Platon „Uczta”, tłum. W. Witwicki
Większość z nas ma dość jasno i jednoznacznie sprecyzowane kategorie, opisujące to, co męskie i to, co kobiece. A jednak ponowoczesność, ze swą relatywizacją wszelkich absolutystycznych punktów widzenia, przyniosła zasadniczą zmianę w określaniu tzw. tożsamości płciowej. Mówiąc najprościej: stała się ona przedmiotem wyboru. Albowiem mimo że każdemu człowiekowi dana jest jego płeć biologiczna, to – zgodnie z niektórymi teoriami gender – już sposób, w jaki odgrywa ją na własnym ciele, staje się autokonstrukcją – rodzajem „performatywnego zapisu”.
Tożsamość płciowa przestaje być zatem tworem monolitycznym, opartym tylko na jednym wyznaczniku, a staje się unikalnym konglomeratem zmiennych, które poprzez wzajemne interakcje mogą przybierać różnorakie formy. Debiutancki album Antonego Hegarty można więc traktować właśnie jako swoisty proces kreowania audio-tożsamości, opartej przede wszystkim na muzyce i słowach, ale także na oprawie graficznej płyty. Wszystkie te elementy są bowiem ze sobą ściśle zespolone i podporządkowane wspólnemu konceptowi androgyniczności – ich zadaniem jest zburzenie tradycyjnej, kulturowej dychotomiczności i rozpoztarcie przed słuchaczami niezwykłej przestrzeni, zamieszkanej przez istoty niedookreślone, żyjące poza stereotypami i sztywnymi kategoriami płci. W ten sposób realizuje się niezwykła moc sztuki, by nasączać powszechną świadomość tą cząstką ludzkiego doświadczenia, którą zazwyczaj spychamy na margines i traktujemy jako nienormalną, wstydliwą lub śmieszną.

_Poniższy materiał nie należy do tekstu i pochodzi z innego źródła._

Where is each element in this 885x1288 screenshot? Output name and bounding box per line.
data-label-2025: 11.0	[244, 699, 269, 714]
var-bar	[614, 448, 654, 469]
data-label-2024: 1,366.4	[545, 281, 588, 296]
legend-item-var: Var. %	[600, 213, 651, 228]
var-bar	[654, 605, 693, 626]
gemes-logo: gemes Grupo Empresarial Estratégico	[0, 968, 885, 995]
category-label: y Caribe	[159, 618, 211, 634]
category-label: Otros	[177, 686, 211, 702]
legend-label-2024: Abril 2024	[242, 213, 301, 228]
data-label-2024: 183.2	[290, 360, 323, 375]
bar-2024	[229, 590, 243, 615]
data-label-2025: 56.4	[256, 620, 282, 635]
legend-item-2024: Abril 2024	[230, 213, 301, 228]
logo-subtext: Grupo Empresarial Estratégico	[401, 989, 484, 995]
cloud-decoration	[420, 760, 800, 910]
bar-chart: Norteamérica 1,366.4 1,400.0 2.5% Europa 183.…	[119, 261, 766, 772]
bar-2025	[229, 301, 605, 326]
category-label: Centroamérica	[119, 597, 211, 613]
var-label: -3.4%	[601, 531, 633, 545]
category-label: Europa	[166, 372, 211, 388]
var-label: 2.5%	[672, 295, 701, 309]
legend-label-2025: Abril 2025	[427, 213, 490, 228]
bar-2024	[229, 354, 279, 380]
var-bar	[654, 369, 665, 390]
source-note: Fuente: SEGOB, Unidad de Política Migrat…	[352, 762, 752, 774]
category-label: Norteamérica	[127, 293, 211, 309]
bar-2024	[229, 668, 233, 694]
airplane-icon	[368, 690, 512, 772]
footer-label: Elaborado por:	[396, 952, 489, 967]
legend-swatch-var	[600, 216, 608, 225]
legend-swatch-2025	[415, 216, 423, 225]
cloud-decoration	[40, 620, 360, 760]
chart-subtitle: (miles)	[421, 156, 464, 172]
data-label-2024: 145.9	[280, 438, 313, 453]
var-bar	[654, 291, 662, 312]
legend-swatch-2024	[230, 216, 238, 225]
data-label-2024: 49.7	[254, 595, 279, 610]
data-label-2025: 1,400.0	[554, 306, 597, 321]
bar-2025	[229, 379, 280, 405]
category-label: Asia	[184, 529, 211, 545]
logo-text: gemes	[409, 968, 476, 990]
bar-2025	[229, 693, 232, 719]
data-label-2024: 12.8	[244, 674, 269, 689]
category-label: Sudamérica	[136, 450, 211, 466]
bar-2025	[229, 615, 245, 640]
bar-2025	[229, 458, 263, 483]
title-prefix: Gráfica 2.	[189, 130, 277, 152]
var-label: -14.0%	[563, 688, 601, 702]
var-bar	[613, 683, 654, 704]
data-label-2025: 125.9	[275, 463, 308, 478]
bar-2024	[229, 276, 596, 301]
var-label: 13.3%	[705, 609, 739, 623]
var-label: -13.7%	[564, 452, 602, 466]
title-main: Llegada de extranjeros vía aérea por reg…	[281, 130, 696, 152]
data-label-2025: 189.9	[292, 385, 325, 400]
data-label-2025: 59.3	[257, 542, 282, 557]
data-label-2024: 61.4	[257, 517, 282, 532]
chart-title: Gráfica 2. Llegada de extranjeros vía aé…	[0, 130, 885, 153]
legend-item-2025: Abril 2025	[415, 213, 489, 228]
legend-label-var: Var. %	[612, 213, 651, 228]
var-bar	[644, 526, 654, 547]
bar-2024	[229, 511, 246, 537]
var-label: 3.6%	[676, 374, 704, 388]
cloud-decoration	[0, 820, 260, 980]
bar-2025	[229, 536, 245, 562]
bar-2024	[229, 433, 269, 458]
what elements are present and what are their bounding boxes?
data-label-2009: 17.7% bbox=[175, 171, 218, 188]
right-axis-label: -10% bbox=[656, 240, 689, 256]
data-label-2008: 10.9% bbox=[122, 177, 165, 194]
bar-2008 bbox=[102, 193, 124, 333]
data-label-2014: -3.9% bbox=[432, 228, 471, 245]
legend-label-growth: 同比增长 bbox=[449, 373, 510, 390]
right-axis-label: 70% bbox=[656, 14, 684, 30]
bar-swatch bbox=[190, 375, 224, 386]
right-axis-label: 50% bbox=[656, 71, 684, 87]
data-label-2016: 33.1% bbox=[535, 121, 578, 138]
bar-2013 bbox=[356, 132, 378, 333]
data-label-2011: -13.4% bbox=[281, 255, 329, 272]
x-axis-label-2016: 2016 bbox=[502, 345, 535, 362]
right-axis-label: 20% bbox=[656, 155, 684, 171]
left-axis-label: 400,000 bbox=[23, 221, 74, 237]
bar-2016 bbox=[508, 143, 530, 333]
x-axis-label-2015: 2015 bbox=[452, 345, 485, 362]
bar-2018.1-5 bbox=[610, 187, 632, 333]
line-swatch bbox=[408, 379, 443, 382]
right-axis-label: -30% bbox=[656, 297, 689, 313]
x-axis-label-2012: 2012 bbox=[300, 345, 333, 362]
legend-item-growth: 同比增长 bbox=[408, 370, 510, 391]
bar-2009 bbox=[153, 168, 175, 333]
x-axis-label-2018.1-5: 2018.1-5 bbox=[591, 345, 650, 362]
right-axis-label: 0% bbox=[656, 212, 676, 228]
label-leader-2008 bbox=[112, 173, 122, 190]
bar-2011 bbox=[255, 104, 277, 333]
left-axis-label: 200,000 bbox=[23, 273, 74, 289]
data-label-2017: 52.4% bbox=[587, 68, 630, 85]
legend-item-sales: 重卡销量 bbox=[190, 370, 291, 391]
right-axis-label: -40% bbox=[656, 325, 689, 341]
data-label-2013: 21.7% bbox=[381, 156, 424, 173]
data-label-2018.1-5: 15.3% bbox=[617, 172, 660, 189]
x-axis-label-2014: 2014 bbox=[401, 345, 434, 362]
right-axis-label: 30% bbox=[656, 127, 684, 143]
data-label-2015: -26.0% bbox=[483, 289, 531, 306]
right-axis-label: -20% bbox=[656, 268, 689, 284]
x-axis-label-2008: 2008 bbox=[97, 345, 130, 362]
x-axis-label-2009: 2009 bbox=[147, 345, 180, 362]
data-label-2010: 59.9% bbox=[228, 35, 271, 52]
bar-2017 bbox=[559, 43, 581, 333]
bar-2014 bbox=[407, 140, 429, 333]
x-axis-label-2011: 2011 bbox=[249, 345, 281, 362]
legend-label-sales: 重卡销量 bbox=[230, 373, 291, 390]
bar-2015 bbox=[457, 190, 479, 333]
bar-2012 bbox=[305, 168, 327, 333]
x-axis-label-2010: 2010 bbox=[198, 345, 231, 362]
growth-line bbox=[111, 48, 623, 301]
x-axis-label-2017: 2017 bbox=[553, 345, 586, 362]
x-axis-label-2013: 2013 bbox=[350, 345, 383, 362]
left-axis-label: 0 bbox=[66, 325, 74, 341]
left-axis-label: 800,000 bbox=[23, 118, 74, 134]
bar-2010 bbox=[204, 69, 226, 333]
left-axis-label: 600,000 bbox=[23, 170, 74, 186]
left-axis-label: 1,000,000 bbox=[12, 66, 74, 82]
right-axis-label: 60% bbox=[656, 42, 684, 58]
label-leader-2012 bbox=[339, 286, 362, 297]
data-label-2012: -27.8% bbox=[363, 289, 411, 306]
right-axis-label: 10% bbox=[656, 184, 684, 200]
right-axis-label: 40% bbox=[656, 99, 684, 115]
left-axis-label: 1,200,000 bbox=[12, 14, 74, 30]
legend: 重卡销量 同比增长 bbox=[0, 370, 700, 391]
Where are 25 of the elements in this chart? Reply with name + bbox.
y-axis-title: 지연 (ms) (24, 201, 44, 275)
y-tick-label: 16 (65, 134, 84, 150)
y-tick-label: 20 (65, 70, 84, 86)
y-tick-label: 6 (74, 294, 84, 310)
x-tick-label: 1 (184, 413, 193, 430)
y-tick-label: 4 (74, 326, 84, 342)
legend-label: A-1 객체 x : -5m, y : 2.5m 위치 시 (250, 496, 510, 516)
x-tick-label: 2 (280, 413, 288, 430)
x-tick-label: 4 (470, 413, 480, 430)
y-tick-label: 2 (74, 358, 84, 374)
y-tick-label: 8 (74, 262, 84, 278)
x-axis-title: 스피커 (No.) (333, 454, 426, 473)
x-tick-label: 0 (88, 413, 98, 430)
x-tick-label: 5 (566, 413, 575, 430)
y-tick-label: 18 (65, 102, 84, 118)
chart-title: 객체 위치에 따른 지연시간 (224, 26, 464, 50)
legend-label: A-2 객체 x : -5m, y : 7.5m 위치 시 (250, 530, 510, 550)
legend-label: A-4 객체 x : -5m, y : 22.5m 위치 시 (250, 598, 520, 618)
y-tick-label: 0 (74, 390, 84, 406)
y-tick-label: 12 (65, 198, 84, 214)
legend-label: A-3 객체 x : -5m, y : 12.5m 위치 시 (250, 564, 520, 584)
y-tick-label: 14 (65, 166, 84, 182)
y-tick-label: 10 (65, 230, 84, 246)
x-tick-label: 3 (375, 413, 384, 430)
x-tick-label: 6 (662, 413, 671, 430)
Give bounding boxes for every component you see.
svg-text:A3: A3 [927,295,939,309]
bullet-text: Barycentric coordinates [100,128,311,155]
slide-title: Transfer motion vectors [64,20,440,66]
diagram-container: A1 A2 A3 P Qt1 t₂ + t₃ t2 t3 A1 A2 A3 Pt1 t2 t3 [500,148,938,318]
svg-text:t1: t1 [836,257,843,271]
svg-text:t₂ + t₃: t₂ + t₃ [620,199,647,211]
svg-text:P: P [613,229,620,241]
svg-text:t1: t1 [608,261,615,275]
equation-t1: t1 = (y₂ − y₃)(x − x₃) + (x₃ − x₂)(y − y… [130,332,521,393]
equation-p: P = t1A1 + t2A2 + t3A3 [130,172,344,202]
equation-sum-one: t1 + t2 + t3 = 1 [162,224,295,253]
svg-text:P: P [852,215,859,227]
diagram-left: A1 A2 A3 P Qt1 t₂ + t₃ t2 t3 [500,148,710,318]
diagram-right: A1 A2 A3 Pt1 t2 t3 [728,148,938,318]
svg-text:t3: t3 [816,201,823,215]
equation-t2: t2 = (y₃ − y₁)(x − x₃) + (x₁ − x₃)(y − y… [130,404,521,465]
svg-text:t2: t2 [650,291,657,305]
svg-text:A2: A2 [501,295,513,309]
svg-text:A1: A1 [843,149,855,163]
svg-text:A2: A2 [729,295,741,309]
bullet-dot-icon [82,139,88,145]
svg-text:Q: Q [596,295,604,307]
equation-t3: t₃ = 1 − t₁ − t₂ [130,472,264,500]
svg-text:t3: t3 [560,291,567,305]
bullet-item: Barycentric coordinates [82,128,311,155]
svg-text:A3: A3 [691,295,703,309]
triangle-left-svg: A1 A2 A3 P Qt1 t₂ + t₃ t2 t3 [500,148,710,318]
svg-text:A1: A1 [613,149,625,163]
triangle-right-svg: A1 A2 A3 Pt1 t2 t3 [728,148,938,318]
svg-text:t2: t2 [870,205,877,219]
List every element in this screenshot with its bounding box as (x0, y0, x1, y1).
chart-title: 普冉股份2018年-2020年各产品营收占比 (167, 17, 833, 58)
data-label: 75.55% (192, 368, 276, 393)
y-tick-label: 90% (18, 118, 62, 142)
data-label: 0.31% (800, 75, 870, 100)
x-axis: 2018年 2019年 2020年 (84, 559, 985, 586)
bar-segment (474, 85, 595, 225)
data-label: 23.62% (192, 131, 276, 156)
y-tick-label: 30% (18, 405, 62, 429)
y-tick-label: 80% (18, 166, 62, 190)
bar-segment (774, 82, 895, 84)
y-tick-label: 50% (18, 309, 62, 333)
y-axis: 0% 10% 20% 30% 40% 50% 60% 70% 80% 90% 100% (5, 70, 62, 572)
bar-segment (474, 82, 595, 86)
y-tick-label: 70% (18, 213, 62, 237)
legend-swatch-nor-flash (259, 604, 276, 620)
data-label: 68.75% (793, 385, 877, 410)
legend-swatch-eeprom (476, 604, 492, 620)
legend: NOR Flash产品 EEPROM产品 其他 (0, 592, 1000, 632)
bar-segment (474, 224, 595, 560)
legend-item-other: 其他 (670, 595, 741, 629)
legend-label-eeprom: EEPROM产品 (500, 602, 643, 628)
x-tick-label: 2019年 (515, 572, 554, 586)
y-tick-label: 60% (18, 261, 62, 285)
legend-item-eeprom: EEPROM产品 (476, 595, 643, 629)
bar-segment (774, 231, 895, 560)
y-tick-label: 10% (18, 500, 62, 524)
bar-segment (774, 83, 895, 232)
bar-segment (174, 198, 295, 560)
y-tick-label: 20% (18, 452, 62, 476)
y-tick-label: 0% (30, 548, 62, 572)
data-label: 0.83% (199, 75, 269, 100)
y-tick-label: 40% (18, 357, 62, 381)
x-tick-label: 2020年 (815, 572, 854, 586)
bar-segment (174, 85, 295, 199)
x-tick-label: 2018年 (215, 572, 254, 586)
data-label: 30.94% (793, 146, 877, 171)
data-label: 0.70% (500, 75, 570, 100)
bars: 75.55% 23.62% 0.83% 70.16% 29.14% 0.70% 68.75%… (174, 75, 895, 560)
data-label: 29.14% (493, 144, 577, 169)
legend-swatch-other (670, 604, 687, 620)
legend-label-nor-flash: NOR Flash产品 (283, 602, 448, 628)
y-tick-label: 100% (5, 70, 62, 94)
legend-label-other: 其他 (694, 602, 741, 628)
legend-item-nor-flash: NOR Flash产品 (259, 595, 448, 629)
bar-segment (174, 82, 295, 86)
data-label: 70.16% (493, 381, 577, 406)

Piękne, melancholijne piosenki na fortepian i smyki, czasem z towarzyszeniem harfy, klarnetu lub innych instrumentów, nad którymi króluje głos lidera – zawieszony gdzieś pomiędzy Farinellim a Jeffem Buckleyem – budują więc w wyobraźni słuchacza niezwykle żywy, barwny świat, zaludniony przez postacie transseksualistów i drag-queens, które egzystują tuż obok Chrystusa i Hitlera. Obraz to nie pozbawiony kontrowersyjności, jednakże teatralny patos i przewrotne teksty każą się zastanowić, czy wszystko to nie jest tylko zręcznie skonstruowaną otoczką – mrugnięciem oka perwersyjnego trickstera… Tak czy inaczej – muzyka broni się sama. Płyta ta nie jest może tak udana, jak „I Am a Bird Now” – brak jej nieco spójności i chwytliwości – zdecydowanie jednak nie zasługuje na to, by zginąć w cieniu swej wspaniałej następczyni. Ot, chociażby za sprawą takich utworów jak „Twilight”, „Cripple and the Starfish” czy „Blue Angel”, które niewątpliwie należą do grona najwspanialszych kompozycji, jakie udało się Antonemu napisać. Album o prawdziwie transgresyjnej sile. Polecam! – nie tylko fanom wokalisty.